Enhanced photocatalytic performance of BiOBr nanoplate with porphyrin complex

Wastewaters generated from the textile industry contain large amounts of azo-dyes. Azo dyes are synthetic colored organic compounds. They are manufactured and used widely [1]. In order to solve such problems, degradation of aqueous organic pollutants in wastewater through semiconductor photocatalysis has received significant attention over the last decades. Among the various narrow band gap semiconductors, bismuth oxyhalides, BiOX (X= Cl, Br, I) have been also found to act under visible light irradiation [2], Furthermore, BiOX are nontoxic and the environment compatible photocatalysts with low cost [3]. Therefore, BiOX has attracted increasing attention in practical industrial applications, especially in the degradation of organic pollutants [3] and in the fabrication of photoelectrochemical cells [4]. BiOBr, as one of Bi based semiconductor materials, has attracted the attention of researchers due to its unique lamellar crystal structure, efficient visible light absorption and charge transfer ability [5]. BiOBr nanoplates were synthesized through the co-precipitation method. In a typical experiment to prepare the BiOBr sample, Bi(NO3)3.5H2O powder was firstly dissolved in HNO3 (solution A). Solution B contained KBr and CH3COONa in distilled water.

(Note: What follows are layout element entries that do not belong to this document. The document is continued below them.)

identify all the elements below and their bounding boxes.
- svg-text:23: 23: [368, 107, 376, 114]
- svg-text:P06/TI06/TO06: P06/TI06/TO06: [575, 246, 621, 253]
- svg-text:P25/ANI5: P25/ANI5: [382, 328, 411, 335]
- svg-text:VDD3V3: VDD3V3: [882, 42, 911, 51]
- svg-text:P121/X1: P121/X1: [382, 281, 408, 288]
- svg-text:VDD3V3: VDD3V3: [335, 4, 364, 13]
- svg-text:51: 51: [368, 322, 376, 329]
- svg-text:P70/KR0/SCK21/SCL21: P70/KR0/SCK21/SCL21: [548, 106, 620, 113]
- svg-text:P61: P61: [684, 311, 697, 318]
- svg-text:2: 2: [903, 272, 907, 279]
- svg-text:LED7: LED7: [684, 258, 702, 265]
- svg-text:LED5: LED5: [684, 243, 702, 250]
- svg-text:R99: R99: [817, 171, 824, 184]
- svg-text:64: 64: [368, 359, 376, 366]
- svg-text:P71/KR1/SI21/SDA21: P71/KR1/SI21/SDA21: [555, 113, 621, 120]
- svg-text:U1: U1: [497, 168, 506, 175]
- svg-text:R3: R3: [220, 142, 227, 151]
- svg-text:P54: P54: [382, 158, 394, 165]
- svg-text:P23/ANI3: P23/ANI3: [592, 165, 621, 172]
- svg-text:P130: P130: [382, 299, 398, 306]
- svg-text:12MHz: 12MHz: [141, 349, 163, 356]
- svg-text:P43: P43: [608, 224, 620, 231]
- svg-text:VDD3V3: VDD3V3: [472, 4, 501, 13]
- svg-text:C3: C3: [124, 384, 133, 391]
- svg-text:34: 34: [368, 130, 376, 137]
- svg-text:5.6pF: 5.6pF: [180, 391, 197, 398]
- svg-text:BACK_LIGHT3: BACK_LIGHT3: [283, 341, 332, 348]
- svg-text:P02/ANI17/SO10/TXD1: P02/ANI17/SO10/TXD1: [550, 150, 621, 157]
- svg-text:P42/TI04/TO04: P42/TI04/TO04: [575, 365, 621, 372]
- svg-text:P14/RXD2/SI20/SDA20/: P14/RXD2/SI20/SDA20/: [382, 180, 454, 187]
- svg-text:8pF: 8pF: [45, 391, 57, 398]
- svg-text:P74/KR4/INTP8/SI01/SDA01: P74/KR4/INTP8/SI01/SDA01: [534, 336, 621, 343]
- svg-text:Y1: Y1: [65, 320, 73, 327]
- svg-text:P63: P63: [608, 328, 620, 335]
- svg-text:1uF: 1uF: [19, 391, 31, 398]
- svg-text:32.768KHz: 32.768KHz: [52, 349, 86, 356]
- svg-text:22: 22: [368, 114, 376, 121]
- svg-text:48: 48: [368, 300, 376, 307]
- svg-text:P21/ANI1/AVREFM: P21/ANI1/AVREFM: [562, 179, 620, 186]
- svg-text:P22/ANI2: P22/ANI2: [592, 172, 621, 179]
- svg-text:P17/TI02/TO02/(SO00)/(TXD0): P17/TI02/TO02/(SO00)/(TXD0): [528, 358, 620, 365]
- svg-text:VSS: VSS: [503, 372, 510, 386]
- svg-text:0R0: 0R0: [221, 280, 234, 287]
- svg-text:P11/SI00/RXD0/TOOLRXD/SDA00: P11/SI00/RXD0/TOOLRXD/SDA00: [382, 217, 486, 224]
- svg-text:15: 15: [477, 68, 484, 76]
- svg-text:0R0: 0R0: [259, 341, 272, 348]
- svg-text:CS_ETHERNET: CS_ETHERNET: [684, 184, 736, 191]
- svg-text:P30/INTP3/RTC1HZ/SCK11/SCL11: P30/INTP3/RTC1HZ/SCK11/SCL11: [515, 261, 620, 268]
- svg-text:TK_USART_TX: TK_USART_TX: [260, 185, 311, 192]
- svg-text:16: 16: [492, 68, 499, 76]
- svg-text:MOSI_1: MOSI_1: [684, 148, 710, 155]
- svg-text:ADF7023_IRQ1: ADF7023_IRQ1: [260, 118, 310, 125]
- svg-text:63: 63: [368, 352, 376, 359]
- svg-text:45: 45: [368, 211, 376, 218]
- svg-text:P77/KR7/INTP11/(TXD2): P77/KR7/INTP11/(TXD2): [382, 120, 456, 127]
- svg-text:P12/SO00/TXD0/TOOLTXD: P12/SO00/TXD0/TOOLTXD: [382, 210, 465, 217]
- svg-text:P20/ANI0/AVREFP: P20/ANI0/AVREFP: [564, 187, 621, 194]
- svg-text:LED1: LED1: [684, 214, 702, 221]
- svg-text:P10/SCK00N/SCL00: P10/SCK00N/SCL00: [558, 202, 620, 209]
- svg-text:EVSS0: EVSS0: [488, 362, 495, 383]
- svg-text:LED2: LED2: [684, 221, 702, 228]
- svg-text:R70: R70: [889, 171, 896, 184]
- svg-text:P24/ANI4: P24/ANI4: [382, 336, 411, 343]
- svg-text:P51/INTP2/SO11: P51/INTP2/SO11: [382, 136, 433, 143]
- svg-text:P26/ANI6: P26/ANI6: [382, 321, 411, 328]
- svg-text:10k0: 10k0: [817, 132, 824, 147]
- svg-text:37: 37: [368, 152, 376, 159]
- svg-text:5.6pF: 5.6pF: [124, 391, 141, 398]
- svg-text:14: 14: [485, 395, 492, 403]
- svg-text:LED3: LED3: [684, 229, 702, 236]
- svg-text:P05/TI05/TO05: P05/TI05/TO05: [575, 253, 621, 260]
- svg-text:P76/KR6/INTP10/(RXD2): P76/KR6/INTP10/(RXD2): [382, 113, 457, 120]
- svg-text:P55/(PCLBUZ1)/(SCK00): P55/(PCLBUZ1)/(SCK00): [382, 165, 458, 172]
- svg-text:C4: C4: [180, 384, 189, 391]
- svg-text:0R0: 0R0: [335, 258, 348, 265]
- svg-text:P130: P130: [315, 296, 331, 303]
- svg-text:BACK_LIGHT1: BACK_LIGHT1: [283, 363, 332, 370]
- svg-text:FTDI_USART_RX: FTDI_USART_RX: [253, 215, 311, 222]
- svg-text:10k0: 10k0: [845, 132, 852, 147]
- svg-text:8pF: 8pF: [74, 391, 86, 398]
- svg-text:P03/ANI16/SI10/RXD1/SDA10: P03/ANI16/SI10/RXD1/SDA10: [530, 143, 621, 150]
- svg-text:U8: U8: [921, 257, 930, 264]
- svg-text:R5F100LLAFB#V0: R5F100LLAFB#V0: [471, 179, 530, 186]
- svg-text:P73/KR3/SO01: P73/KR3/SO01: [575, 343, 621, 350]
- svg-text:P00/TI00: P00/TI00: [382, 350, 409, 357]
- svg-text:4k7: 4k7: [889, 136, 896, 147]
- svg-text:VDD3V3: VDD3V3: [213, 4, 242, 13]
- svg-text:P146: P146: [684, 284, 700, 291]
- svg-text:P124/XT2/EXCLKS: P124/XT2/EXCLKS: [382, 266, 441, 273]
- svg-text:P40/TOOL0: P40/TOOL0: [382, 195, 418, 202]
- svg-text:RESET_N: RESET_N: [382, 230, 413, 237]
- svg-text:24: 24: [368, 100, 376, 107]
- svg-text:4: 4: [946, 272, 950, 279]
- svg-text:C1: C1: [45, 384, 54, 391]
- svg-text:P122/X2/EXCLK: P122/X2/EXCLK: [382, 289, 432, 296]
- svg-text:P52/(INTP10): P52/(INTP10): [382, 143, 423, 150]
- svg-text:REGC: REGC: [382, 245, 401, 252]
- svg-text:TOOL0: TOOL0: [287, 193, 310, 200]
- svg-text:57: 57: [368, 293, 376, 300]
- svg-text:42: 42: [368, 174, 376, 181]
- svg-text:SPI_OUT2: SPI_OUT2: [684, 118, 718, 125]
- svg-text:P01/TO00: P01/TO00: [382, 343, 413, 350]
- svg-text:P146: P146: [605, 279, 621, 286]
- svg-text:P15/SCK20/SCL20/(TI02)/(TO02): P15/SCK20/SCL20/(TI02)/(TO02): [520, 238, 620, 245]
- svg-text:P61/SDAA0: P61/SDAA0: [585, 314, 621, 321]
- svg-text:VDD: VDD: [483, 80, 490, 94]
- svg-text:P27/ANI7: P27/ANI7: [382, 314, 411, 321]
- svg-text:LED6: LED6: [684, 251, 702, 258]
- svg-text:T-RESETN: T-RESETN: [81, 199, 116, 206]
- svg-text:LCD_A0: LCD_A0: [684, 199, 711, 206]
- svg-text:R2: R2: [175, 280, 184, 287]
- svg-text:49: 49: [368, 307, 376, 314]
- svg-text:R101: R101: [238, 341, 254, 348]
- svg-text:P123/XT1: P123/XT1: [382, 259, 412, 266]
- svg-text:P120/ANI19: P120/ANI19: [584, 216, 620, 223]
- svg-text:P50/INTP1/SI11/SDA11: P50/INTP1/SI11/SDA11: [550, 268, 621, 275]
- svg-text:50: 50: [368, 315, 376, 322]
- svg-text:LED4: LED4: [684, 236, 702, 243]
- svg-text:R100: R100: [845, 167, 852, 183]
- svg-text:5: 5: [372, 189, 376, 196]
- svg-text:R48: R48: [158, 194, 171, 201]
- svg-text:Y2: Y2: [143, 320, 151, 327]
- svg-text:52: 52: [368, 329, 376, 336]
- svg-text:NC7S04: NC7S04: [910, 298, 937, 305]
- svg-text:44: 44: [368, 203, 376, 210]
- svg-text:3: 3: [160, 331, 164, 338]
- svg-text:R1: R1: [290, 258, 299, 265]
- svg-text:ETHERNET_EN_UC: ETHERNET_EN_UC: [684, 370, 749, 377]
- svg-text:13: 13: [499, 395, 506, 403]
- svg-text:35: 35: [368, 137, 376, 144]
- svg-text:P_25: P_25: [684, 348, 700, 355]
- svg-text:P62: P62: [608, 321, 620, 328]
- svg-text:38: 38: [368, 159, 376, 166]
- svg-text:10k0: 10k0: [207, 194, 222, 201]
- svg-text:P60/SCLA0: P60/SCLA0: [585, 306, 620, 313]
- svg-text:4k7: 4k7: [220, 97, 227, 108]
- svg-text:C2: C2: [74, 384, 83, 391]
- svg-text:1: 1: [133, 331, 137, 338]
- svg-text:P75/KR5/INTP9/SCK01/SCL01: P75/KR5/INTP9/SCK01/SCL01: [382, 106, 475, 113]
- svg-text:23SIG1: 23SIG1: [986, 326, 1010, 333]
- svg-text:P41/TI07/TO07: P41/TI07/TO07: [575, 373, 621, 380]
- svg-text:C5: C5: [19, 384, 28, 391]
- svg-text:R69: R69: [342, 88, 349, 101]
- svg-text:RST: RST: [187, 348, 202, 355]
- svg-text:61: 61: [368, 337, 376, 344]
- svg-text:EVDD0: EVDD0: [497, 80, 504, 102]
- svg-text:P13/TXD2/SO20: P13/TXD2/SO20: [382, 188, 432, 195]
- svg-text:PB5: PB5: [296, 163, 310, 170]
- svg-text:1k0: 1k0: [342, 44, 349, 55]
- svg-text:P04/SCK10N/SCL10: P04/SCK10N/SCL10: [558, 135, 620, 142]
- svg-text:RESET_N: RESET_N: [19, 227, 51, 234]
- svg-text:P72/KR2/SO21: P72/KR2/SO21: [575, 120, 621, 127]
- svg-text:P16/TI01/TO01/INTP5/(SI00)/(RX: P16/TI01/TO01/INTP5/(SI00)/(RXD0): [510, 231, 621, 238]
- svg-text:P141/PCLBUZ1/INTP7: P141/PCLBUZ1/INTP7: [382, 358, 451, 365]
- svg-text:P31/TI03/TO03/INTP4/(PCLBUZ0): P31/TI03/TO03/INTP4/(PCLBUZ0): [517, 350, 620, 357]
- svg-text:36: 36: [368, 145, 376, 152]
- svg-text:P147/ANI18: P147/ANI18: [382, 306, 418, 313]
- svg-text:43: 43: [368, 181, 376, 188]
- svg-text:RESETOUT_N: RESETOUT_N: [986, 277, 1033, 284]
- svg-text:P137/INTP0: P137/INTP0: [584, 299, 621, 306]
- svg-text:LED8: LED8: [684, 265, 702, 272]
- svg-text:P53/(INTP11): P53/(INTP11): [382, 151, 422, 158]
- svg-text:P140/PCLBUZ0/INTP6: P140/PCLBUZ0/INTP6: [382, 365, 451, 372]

Solution A was added rapidly to the solution B under vigorous stirring. Subsequently, the mixtures were vigorously stirred for 12 h. After the reaction was completed, the resulting product was collected by centrifugation, washed several times with distilled water. The resulting nanoplates have a tetragonal phase. To improve the visible light performance of the prepared BiOBr in the photocatalytic reactions, the prepared photocatalyst were functionalized with tin complex of porphyrin photosensitizer (Sn-TCPP). To photosensitize the prepared BiOBr by the Sn-TCPP, BiOBr and the porphyrin complex with weight ratio of 10 to 1 were refluxed in DMF solvent. After washing with DMF, the synthesized product was obtained and named BiOBr/SnTCPP. The prepared photocatalysts were characterized through FT-IR, DRS, XRD and SEM analysis. The photoactivity activity of the synthesized sample was investigated via photodegradation of a colored pollutant of methyl orange (MO) and 2, 4-dicloro phenol. The results showed that BiOBr photosensitized with SnTCPP is able to destroy 78% of MO and 80% of 2, 4-dicloro phenol in 240 min under visible light radiation.